AN AMERICAN’S ANECDOTAL ANALYSIS

I got a chance to see Malinche during my last trip to Madrid, and I was certainly struck by its rosy view of the conquest. Cortés is presented as something of feckless fop, and the first act spends enough time focused on him that I started to wonder whether the show should be called Hernán. Our heroine—also known by her Christian name Marina, its Nahua derivative Malintzin, or the name believed to be given to her at birth, Malinalli—accepts the hardships of slavery and her baptism into Catholicism with surprising equanimity. By the show’s end, the emperor of the Aztecs himself, Moctezuma, has found God—the Catholic one—and goes to Heaven.

It’s an elaborate production with a sizable cast and a set that shifts from ship’s deck to jungle floor to Aztec pyramid. It also boasts standout choreography by Jesús Carmona, who melds flamenco with hip-hop, urban dance, and other contemporary elements in a way that made me eager to see more flamenco on musical theater stages.

In Madrid many of the local musicals cluster around the Gran Via, which in the last decade has become the city’s equivalent of Broadway.

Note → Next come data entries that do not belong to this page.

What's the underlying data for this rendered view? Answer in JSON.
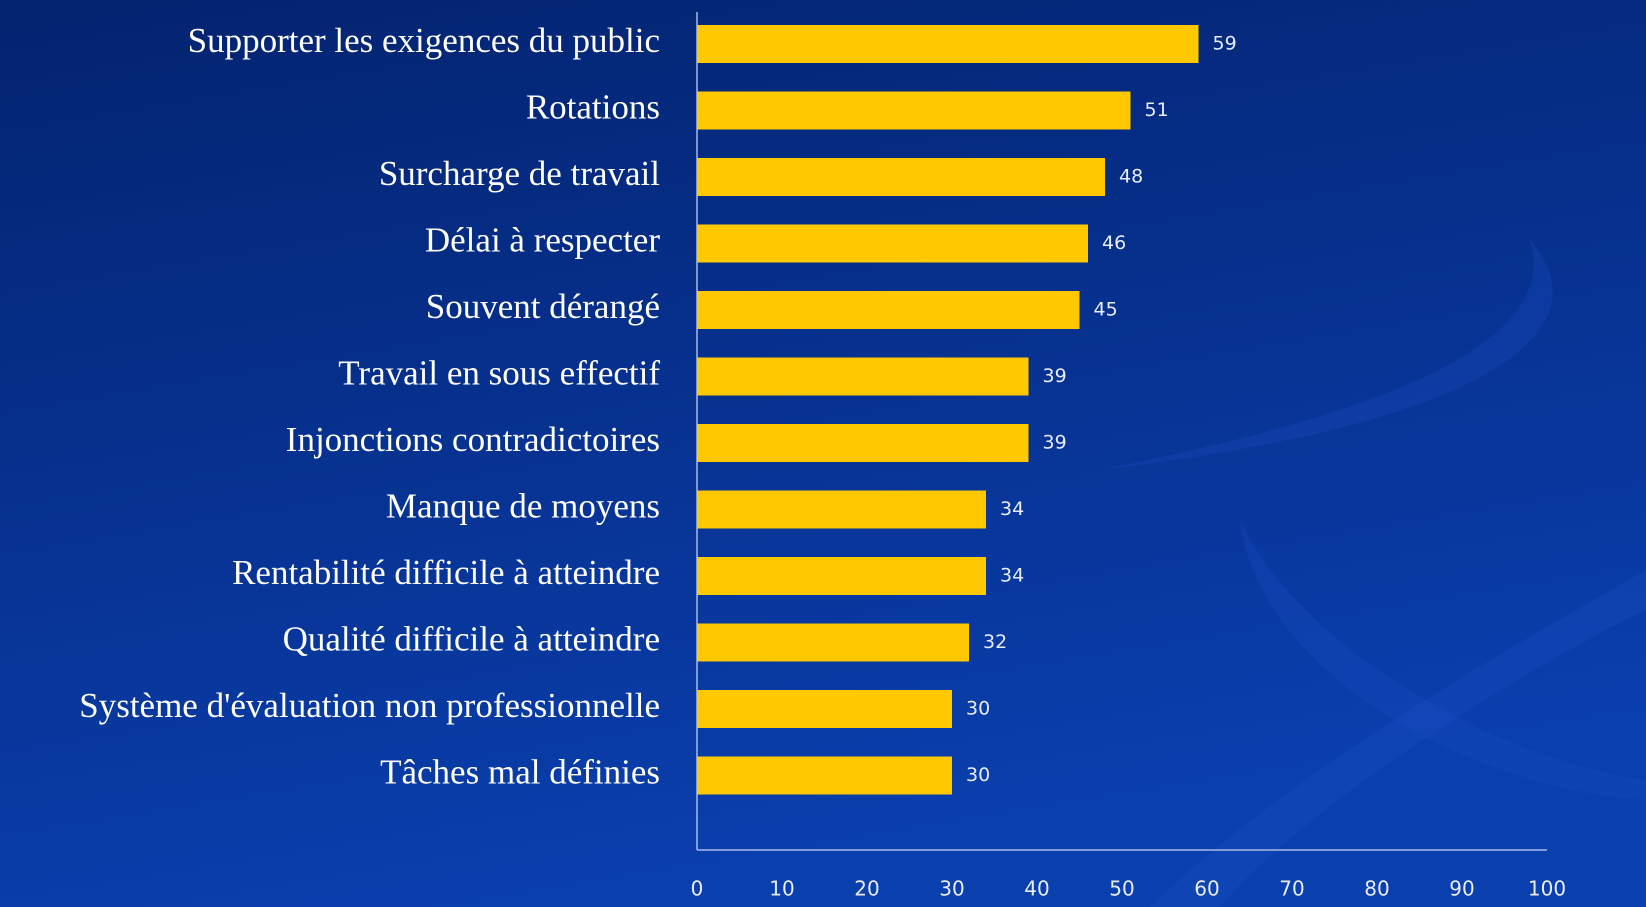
{
  "chart_data": {
    "type": "barh",
    "categories": [
      "Supporter les exigences du public",
      "Rotations",
      "Surcharge de travail",
      "Délai à respecter",
      "Souvent dérangé",
      "Travail en sous effectif",
      "Injonctions contradictoires",
      "Manque de moyens",
      "Rentabilité difficile à atteindre",
      "Qualité difficile à atteindre",
      "Système d'évaluation non professionnelle",
      "Tâches mal définies"
    ],
    "values": [
      59,
      51,
      48,
      46,
      45,
      39,
      39,
      34,
      34,
      32,
      30,
      30
    ],
    "color": "#ffc800",
    "xlim": [
      0,
      100
    ],
    "xticks": [
      0,
      10,
      20,
      30,
      40,
      50,
      60,
      70,
      80,
      90,
      100
    ]
  }
}
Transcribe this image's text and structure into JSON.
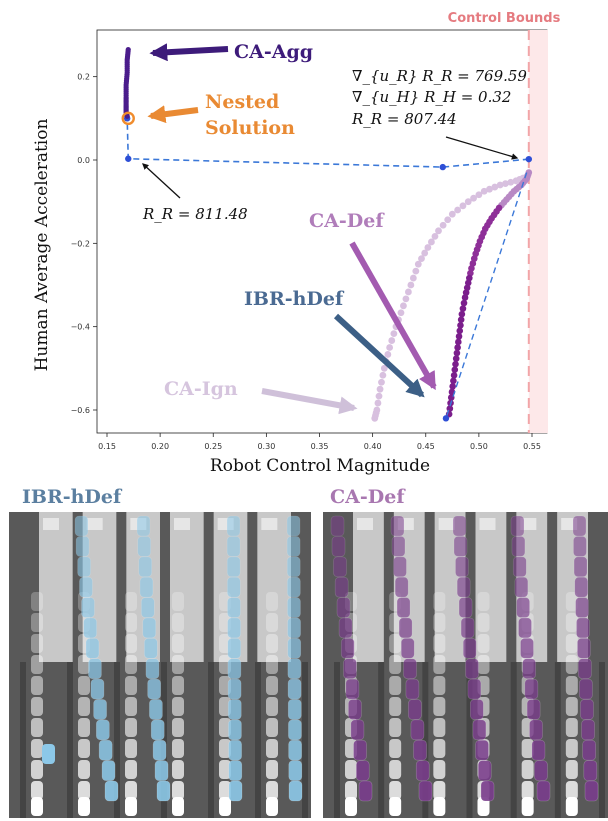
{
  "chart_data": {
    "type": "scatter",
    "xlabel": "Robot Control Magnitude",
    "ylabel": "Human Average Acceleration",
    "xlim": [
      0.14,
      0.56
    ],
    "ylim": [
      -0.66,
      0.33
    ],
    "x_ticks": [
      0.15,
      0.2,
      0.25,
      0.3,
      0.35,
      0.4,
      0.45,
      0.5,
      0.55
    ],
    "y_ticks": [
      0.2,
      0.0,
      -0.2,
      -0.4,
      -0.6
    ],
    "x_tick_labels": [
      "0.15",
      "0.20",
      "0.25",
      "0.30",
      "0.35",
      "0.40",
      "0.45",
      "0.50",
      "0.55"
    ],
    "y_tick_labels": [
      "0.2",
      "0.0",
      "−0.2",
      "−0.4",
      "−0.6"
    ],
    "control_bound": {
      "label": "Control Bounds",
      "x": 0.547,
      "color": "#f2a5a8"
    },
    "series": [
      {
        "name": "CA-Agg",
        "color": "#4b1d8c",
        "points": [
          [
            0.17,
            0.265
          ],
          [
            0.169,
            0.24
          ],
          [
            0.169,
            0.21
          ],
          [
            0.168,
            0.18
          ],
          [
            0.168,
            0.15
          ],
          [
            0.168,
            0.13
          ],
          [
            0.168,
            0.115
          ],
          [
            0.169,
            0.105
          ]
        ]
      },
      {
        "name": "Nested Solution",
        "color": "#f08c2d",
        "points": [
          [
            0.17,
            0.1
          ]
        ]
      },
      {
        "name": "CA-Def",
        "color": "#7b1e8c",
        "points": [
          [
            0.547,
            -0.03
          ],
          [
            0.545,
            -0.045
          ],
          [
            0.54,
            -0.06
          ],
          [
            0.533,
            -0.075
          ],
          [
            0.526,
            -0.095
          ],
          [
            0.519,
            -0.115
          ],
          [
            0.512,
            -0.14
          ],
          [
            0.506,
            -0.165
          ],
          [
            0.501,
            -0.195
          ],
          [
            0.497,
            -0.225
          ],
          [
            0.493,
            -0.26
          ],
          [
            0.49,
            -0.295
          ],
          [
            0.487,
            -0.33
          ],
          [
            0.484,
            -0.37
          ],
          [
            0.482,
            -0.41
          ],
          [
            0.48,
            -0.45
          ],
          [
            0.478,
            -0.49
          ],
          [
            0.476,
            -0.53
          ],
          [
            0.474,
            -0.57
          ],
          [
            0.472,
            -0.61
          ]
        ]
      },
      {
        "name": "CA-Ign",
        "color": "#d8c0df",
        "points": [
          [
            0.545,
            -0.04
          ],
          [
            0.535,
            -0.05
          ],
          [
            0.52,
            -0.06
          ],
          [
            0.505,
            -0.075
          ],
          [
            0.49,
            -0.1
          ],
          [
            0.475,
            -0.13
          ],
          [
            0.462,
            -0.17
          ],
          [
            0.452,
            -0.21
          ],
          [
            0.443,
            -0.25
          ],
          [
            0.436,
            -0.3
          ],
          [
            0.429,
            -0.35
          ],
          [
            0.422,
            -0.4
          ],
          [
            0.416,
            -0.45
          ],
          [
            0.411,
            -0.5
          ],
          [
            0.407,
            -0.55
          ],
          [
            0.404,
            -0.6
          ],
          [
            0.402,
            -0.62
          ]
        ]
      },
      {
        "name": "IBR-hDef",
        "color": "#2e4fd6",
        "dashed_color": "#3b78d8",
        "points": [
          [
            0.547,
            0.002
          ],
          [
            0.466,
            -0.017
          ],
          [
            0.17,
            0.003
          ],
          [
            0.169,
            0.1
          ]
        ],
        "second_path": [
          [
            0.545,
            -0.03
          ],
          [
            0.469,
            -0.62
          ]
        ]
      }
    ],
    "annotations": {
      "ca_agg": "CA-Agg",
      "nested_line1": "Nested",
      "nested_line2": "Solution",
      "ca_def": "CA-Def",
      "ibr_hdef": "IBR-hDef",
      "ca_ign": "CA-Ign",
      "left_value": "R_R = 811.48",
      "right_line1": "∇_{u_R} R_R = 769.59",
      "right_line2": "∇_{u_H} R_H = 0.32",
      "right_line3": "R_R = 807.44"
    }
  },
  "panels": {
    "left_title": "IBR-hDef",
    "right_title": "CA-Def",
    "left_color": "#8cc8e8",
    "right_color": "#7a3d8c",
    "left_title_color": "#5b7fa0",
    "right_title_color": "#a877b0"
  }
}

Malinche, however, carved out its run in a big tent at IFEMA Madrid, a campus of convention venues on the outskirts of town. Inside that tent was not only a 1,066-seat theater but a large concessions space with an array of bars and food counters serving tacos, tequila, and other Mexican-inflected cuisine. It’s an extensive food and beverage element intended to help turn the show’s out-of-the-way locale into a true destination—and the night I saw the show, it seemed to be working: Those bars and food stalls did lively business all evening.

The Mexican production—at Frontón México, a former jai alai court converted into a casino and performance venue—has an even larger scale than the Madrid version, with two more onstage pools, a bigger cast (now 80, compared to 50+ in Spain), a larger stage, and an auditorium that seats 1,229. It also incorporates an F&B set-up similar to the one in Madrid; so will any future stagings.

“In Madrid we started by offering something very affordable in that space, and then we started to offer a little bit of a VIP experience as well. Then we brought Mexican bands and other elements,” Hatchwell says. “We’ve made it more of a 360 experience.”

IF YOU DON’T KNOW NACHO

Hatchwell produces Malinche alongside the show’s multi-hyphenate auteur, Nacho Cano. Many readers will know Cano already: He’s one of the biggest names in Latin music.

With his brother José María Cano and the singer Ana Torroja, Cano was one of the three members of Mecano, the ultra-popular 1980s band frequently described as “iconic.” In 1982, their self-titled debut album sold one million copies in Spain alone, and the band went on to hit the peak of its international popularity with the albums Descanso Dominical (1988) and Aidalai (1991). By 1993 the trio had broken up acrimoniously and have stayed that way ever since, barring a brief comeback in 1998.

Their songs, however, are part of the 80s canon in Spain and much of Latin America. By 2023, the band has sold more than 30 million records and racked up 100 million streams.

In the early aughts, the worldwide success of “Mamma Mia!” inspired Hoy No Me Puedo Levantar (Today I Can’t Get Up), a jukebox musical of 30+ Mecano hits that opened in Madrid in 2005. Sharing a title with the band’s first breakout single, the musical—co-conceived and directed by Cano—follows two musicians in Madrid in the 1980s during the rise of the countercultural movement known as the Movida Madrileña.

The show is widely considered the most successful Spanish musical in history. A year after it first opened in Madrid, a second production bowed in Mexico City. By 2011, Hoy No Me Puedo Levantar had sold 2.5 million tickets across sit-down productions and tours in Spain and Mexico; it’s since been revived in Madrid (2013) and in Mexico City, twice (2017 and 2019).

Cano’s second musical, A—his first with songs composed specifically for the theater—tells a magic-infused story about a boy with extraordinary talents. It played runs in Madrid (2009) and Barcelona (2010), but proved much less enduring than Hoy No Me Puedo Levantar.

Cano eventually split with his collaborators and producers on his first two musicals, which is when Hatchwell, a businessman and philanthropist, stepped in to partner on Cano’s next musical: Malinche.